🤖 AI Summary
To address the memory bottleneck imposed by key-value (KV) caches in autoregressive inference of large language models (LLMs), this paper proposes a fine-tuning-free, decompression-free sparse attention framework. The method applies an offline-precomputed orthogonal transformation to rotate KV caches, followed by structured pruning; attention is then computed directly in the resulting sparse space. Crucially, it avoids KV cache reconstruction, supports runtime-adaptive compression ratios, and incorporates a small dense buffer to preserve critical information. By bypassing quantization and cache eviction—both of which incur information loss and decompression overhead—the approach ensures fidelity and efficiency. Experiments demonstrate near-lossless model performance under 50–60% KV cache memory reduction, significantly improving inference throughput for long-context scenarios.
📝 Abstract
Large Language Models (LLMs) face a significant bottleneck during autoregressive inference due to the massive memory footprint of the Key-Value (KV) cache. Existing compression techniques like token eviction, quantization, or other low-rank methods often risk information loss, have fixed limits, or introduce significant computational overhead from explicit decompression steps. In this work, we introduce SWAN, a novel, fine-tuning-free framework that eliminates this overhead. Our method uses an offline orthogonal matrix to rotate and prune the KV-cache, which is then used directly in the attention computation without any reconstruction.
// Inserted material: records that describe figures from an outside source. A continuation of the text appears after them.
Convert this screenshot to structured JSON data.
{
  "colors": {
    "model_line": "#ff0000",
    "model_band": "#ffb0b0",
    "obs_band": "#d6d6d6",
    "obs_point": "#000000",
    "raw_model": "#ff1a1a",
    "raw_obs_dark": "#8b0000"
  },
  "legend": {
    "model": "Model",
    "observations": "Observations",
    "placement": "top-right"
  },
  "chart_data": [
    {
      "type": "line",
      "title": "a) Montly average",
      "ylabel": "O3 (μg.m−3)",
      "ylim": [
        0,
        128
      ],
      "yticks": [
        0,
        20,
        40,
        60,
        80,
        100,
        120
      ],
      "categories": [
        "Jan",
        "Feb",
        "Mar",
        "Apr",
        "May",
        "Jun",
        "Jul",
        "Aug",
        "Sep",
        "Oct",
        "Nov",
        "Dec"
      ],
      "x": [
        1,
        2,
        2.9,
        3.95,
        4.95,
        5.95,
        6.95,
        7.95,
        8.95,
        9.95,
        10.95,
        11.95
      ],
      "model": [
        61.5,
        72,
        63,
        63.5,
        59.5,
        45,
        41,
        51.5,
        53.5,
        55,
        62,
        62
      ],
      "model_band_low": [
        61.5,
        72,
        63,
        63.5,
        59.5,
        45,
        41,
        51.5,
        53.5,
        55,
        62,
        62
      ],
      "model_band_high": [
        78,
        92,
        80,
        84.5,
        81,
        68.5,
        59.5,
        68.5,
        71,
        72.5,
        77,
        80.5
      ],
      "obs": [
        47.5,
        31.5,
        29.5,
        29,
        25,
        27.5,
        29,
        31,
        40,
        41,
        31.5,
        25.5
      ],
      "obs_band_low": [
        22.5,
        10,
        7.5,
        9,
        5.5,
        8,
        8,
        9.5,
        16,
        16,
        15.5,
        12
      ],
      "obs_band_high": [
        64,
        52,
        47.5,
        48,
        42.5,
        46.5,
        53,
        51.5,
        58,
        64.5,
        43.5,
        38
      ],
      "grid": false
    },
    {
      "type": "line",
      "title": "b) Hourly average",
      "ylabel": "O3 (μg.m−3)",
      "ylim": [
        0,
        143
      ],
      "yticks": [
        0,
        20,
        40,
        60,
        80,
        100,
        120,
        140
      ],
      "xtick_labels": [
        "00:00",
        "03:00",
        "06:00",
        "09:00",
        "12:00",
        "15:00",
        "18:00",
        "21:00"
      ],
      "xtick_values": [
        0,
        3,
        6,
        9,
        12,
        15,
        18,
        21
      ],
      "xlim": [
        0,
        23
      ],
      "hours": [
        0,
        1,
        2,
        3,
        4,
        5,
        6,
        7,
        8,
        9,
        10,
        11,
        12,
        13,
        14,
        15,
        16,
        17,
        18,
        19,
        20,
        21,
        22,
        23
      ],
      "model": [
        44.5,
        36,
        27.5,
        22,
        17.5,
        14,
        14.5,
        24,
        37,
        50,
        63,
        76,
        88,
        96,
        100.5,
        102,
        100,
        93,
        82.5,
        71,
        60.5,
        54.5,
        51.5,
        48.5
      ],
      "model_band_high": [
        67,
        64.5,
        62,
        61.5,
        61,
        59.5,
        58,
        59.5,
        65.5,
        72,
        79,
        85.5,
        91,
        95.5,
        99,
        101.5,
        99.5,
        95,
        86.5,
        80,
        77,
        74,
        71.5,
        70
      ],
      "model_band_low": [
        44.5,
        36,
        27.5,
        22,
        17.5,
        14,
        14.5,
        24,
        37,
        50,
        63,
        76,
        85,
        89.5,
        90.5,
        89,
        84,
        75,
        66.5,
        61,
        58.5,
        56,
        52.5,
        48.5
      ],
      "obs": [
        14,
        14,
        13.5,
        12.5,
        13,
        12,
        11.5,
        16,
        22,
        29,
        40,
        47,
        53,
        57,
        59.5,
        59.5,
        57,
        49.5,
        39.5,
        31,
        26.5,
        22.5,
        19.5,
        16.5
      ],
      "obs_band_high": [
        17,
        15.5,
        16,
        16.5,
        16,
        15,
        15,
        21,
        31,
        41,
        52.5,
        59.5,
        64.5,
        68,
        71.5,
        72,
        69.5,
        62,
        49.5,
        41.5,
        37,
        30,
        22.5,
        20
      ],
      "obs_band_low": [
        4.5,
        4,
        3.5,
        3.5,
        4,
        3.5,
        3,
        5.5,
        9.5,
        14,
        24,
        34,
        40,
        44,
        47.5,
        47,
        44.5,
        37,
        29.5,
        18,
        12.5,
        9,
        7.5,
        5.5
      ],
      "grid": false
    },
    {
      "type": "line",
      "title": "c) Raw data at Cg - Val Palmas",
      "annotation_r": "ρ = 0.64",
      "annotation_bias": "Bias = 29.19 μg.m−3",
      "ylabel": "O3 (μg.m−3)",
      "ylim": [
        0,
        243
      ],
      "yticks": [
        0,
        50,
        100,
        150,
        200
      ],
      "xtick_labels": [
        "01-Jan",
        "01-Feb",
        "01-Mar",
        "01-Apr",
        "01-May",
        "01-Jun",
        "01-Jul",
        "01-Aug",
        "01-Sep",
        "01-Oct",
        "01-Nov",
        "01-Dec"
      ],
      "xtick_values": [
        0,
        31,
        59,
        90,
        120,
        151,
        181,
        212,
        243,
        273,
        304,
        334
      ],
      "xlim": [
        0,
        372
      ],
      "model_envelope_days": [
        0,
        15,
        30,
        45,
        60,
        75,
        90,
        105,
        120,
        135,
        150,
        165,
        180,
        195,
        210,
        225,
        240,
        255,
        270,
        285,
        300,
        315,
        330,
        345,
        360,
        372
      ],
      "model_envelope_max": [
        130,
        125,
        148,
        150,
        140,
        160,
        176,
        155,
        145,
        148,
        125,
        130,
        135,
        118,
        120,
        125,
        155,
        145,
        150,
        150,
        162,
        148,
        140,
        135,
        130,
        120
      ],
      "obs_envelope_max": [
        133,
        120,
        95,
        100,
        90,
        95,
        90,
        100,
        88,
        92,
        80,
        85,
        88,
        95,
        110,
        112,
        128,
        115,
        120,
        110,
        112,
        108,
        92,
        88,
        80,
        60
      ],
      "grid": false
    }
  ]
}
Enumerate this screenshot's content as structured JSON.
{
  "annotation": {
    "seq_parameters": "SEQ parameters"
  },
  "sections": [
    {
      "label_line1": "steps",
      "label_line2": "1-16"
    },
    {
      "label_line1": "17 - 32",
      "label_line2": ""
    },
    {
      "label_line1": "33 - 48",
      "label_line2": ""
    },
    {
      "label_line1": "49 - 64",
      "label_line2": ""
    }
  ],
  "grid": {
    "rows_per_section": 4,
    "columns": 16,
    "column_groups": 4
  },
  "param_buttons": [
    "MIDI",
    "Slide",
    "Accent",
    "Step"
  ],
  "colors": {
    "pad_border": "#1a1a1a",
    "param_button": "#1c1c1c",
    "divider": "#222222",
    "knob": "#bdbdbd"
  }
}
Our extensive experiments demonstrate that SWAN, augmented with a small dense buffer, offers a robust trade-off, maintaining performance close to the uncompressed baseline even at aggressive 50-60% memory savings per-token on KV-cache. A key advantage is its runtime-tunable compression level, allowing operators to dynamically adjust the memory footprint, a flexibility absent in methods requiring fixed offline configurations. This combination of a decompression-free design, high performance under compression, and adaptability makes SWAN a practical and efficient solution for serving LLMs with long contexts.